For simplicity, rotate the problem so that the solid is defined by the inequalities $x^2 + y^2 + z^2 \le R^2 \hspace{2cm} x^2 + y^2 \ge \tfrac14R^2$ and let us find the moment of inertia about the $x$ -axis.
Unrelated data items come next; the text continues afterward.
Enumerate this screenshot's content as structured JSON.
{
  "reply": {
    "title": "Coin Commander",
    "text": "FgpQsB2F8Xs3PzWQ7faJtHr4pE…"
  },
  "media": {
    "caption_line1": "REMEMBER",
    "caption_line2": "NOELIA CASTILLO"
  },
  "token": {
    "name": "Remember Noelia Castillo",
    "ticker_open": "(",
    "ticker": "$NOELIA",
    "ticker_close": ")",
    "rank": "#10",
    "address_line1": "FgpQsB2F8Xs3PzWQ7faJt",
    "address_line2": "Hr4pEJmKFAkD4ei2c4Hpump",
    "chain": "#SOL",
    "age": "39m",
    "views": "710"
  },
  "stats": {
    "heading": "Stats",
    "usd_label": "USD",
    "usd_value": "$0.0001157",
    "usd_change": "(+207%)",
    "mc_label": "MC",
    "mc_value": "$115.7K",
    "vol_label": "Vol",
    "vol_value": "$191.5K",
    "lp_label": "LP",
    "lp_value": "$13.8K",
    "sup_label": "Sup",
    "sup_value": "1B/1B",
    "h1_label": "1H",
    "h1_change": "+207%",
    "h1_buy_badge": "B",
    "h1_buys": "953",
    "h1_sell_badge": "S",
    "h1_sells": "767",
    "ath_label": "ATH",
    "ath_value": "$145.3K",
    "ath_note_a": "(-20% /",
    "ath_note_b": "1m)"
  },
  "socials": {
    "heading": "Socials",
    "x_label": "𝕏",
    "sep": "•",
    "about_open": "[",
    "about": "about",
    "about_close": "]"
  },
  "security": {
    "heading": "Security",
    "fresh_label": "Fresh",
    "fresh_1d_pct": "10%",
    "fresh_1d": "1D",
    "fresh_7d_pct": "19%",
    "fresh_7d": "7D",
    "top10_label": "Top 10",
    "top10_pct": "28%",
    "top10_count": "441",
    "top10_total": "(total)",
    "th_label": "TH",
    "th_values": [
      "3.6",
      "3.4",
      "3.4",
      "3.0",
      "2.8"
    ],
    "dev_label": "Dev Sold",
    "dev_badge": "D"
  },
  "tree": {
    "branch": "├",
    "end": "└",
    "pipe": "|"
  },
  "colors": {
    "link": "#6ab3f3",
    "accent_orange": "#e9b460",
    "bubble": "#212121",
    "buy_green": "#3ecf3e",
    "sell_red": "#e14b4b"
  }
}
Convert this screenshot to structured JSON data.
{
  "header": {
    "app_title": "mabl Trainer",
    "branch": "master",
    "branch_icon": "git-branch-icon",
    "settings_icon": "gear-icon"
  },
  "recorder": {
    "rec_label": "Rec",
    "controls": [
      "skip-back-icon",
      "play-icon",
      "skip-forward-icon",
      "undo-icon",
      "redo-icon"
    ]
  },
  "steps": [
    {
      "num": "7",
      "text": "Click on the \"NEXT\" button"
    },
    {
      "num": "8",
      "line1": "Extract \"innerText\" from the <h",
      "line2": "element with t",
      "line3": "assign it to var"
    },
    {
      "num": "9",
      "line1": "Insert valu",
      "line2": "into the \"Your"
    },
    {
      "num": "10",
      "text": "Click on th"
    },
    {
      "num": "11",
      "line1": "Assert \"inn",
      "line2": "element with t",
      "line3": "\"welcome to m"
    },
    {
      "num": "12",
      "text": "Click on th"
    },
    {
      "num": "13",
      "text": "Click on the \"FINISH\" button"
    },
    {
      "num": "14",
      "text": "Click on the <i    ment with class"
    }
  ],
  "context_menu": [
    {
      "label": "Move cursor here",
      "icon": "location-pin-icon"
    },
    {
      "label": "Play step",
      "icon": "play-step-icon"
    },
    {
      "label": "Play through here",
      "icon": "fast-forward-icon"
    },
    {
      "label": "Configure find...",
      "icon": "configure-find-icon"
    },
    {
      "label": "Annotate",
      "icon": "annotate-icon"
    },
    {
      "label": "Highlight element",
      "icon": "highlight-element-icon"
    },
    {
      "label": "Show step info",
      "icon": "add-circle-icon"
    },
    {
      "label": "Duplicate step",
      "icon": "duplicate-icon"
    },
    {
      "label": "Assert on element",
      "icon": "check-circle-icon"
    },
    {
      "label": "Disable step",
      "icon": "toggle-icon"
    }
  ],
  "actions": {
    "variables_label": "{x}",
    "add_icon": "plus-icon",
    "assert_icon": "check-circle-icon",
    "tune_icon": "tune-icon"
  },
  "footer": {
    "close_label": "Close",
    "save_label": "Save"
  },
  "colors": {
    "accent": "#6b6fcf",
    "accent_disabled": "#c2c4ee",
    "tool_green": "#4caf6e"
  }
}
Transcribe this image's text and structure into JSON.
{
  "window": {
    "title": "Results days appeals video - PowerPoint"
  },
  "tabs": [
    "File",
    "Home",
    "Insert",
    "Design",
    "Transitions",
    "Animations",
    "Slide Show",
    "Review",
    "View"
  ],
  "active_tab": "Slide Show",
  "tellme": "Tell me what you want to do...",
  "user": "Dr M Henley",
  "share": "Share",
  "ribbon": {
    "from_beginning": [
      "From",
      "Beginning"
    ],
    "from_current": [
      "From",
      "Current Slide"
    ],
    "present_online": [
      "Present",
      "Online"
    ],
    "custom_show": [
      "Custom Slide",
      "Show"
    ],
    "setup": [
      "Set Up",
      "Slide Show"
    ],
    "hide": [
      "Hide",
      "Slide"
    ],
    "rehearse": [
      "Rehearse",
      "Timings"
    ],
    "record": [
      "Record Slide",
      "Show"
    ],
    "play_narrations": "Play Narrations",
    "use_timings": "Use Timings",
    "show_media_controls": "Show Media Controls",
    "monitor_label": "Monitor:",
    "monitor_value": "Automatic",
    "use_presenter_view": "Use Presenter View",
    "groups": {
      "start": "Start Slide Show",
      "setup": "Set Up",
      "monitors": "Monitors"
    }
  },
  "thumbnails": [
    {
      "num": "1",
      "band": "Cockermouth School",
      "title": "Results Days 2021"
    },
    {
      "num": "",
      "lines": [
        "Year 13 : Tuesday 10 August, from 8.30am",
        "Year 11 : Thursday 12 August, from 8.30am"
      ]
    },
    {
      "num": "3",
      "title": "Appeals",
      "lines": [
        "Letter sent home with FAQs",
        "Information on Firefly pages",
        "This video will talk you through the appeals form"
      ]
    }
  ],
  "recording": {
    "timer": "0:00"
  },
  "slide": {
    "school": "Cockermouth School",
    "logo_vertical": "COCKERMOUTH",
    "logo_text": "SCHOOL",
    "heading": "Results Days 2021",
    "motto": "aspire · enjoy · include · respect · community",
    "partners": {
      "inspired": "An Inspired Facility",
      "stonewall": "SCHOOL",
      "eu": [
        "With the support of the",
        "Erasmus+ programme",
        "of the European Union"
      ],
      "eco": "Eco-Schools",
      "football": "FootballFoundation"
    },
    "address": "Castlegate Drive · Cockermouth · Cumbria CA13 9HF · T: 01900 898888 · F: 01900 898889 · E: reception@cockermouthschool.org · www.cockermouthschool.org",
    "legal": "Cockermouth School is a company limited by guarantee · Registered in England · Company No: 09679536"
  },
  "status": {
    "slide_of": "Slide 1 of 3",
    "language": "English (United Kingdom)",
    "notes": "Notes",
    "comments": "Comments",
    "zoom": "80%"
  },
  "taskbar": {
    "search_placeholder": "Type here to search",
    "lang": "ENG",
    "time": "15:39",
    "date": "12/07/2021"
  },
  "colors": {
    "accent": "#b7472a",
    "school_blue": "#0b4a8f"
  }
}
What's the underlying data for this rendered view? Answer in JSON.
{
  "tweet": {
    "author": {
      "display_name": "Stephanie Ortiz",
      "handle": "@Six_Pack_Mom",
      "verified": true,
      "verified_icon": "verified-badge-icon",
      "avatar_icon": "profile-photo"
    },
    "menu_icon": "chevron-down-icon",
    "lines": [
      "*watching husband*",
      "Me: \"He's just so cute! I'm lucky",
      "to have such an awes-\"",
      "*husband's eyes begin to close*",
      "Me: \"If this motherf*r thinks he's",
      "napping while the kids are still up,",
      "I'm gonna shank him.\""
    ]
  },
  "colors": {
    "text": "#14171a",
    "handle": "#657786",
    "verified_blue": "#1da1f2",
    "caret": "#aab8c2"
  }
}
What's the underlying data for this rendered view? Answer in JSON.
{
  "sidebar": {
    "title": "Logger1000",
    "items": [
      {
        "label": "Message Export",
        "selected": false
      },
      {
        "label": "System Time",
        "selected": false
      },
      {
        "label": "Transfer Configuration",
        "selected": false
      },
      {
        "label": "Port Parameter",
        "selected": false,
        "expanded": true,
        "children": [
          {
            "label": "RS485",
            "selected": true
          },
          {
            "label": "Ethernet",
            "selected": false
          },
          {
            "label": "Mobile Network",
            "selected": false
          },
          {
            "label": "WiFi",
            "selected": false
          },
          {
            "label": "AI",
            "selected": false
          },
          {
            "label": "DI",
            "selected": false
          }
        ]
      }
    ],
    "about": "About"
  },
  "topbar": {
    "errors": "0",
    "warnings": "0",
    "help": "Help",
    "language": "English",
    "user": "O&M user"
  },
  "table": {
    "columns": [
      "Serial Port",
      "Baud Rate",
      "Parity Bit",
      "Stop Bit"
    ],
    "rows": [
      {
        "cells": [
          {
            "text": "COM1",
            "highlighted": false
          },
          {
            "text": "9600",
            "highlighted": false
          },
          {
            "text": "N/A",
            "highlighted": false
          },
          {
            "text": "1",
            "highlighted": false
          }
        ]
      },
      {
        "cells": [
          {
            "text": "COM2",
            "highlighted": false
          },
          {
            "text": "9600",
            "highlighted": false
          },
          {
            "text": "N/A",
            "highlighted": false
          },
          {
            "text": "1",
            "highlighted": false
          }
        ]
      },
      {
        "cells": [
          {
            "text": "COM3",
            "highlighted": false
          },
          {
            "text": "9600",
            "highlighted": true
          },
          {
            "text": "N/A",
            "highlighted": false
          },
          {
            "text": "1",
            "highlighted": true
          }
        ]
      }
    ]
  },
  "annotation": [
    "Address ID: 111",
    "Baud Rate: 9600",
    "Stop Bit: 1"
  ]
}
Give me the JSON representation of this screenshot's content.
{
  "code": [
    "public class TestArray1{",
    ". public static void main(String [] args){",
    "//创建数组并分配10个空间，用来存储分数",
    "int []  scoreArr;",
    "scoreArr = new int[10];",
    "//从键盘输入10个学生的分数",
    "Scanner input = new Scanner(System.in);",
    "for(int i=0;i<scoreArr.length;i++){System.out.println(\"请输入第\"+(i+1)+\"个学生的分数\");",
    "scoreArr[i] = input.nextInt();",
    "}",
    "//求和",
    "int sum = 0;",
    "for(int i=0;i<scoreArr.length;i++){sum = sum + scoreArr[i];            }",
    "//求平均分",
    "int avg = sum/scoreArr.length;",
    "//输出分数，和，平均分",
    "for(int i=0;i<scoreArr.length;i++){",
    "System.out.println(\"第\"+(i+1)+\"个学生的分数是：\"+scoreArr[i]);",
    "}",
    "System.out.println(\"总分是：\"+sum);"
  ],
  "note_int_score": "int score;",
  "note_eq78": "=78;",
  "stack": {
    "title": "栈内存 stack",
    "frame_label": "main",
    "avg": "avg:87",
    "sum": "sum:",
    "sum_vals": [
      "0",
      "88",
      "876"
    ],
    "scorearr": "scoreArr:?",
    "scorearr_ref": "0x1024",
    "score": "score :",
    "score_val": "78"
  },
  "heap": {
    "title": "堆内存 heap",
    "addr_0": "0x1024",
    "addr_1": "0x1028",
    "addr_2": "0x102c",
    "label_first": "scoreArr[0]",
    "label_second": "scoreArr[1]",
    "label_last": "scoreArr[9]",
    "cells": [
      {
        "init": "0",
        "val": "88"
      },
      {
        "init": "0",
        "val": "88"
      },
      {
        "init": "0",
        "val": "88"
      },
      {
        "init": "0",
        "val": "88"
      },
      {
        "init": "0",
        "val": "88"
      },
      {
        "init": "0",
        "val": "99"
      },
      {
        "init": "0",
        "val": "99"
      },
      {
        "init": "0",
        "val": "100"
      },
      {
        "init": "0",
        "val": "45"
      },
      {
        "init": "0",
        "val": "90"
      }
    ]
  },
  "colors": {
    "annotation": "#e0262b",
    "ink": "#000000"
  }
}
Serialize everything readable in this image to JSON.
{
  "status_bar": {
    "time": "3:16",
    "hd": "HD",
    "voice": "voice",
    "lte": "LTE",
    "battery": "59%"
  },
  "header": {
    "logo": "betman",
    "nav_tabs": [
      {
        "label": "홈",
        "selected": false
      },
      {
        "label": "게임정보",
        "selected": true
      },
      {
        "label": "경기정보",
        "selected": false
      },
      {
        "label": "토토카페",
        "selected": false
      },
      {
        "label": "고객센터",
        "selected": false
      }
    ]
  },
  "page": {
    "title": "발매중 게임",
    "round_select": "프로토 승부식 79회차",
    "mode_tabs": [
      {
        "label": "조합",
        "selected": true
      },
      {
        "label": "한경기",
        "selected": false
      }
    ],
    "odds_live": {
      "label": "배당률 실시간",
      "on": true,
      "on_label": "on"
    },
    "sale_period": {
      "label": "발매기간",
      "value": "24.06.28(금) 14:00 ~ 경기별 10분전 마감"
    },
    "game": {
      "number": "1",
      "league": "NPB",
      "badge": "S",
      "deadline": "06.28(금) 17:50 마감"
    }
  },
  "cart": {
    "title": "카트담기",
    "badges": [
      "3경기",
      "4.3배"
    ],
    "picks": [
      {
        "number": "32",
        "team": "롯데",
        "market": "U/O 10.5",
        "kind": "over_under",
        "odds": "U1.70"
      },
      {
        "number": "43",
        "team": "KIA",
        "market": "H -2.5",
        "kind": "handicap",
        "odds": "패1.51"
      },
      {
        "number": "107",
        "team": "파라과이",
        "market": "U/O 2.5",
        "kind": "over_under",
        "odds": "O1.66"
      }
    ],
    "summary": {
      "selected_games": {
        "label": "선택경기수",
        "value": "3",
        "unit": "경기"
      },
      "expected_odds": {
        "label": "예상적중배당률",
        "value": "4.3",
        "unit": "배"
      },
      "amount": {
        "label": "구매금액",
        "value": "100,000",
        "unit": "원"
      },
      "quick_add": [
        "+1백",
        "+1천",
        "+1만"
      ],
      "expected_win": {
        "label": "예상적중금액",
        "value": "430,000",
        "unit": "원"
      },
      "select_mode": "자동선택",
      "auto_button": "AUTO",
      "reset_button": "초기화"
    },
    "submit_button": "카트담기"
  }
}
Using cylindrical polar coordinates $(r,\theta,z)$ , the solid is defined by the inequalities $\tfrac12R \le r \le R \hspace{1cm} 0 \le \theta \le 2\pi \hspace{1cm} |z| \le \sqrt{R^2-r^2}$ and so, assuming constant density $\rho$ , the mass of the solid is $M \; = \; \int_0^{2\pi} \,d\theta \int_{\frac12R}^R\,dr \int_{-\sqrt{R^2-r^2}}^{\sqrt{R^2-r^2}}r\rho \,dz \; = \; 4\pi\rho\int_{-\frac12R}^R r\sqrt{R^2-r^2}\,dr \; = \; 4\pi\rho\Big[-\tfrac13(R^2-r^2)^{\frac32}\Big]_{\frac12R}^R \; = \; \tfrac12\pi\rho\sqrt{3} R^3$ On the other hand, the moment of inertia about the $x$ -axis is $\begin{aligned} I & = \; \int_0^{2\pi} \,d\theta \int_{\frac12R}^R\,dr \int_{-\sqrt{R^2-r^2}}^{\sqrt{R^2-r^2}}\rho r(y^2 + z^2)\,dz \; = \; \rho\int_0^{2\pi} \,d\theta \int_{\frac12R}^R\,dr \int_{-\sqrt{R^2-r^2}}^{\sqrt{R^2-r^2}}(r^3\sin^2\theta + rz^2)\,dz \\ & = \; \pi\rho \int_{\frac12R}^R\,dr \int_{-\sqrt{R^2-r^2}}^{\sqrt{R^2-r^2}}(r^3 + 2rz^2)\,dz \; = \; \tfrac23\pi\rho \int_{\frac12R}^R r(r^2+2R^2)\sqrt{R^2-r^2}\,dr \\ & = \; \tfrac23\pi\rho R^5 \int_{\frac12}^1 u(u^2+2)\sqrt{1-u^2}\,du \; = \; \tfrac{17}{80}\pi\rho\sqrt{3}R^5 \end{aligned}$ which makes $\alpha = \tfrac{17}{40}$ and hence $\lfloor 1000\alpha \rfloor = 1000\alpha = \boxed{425}$ .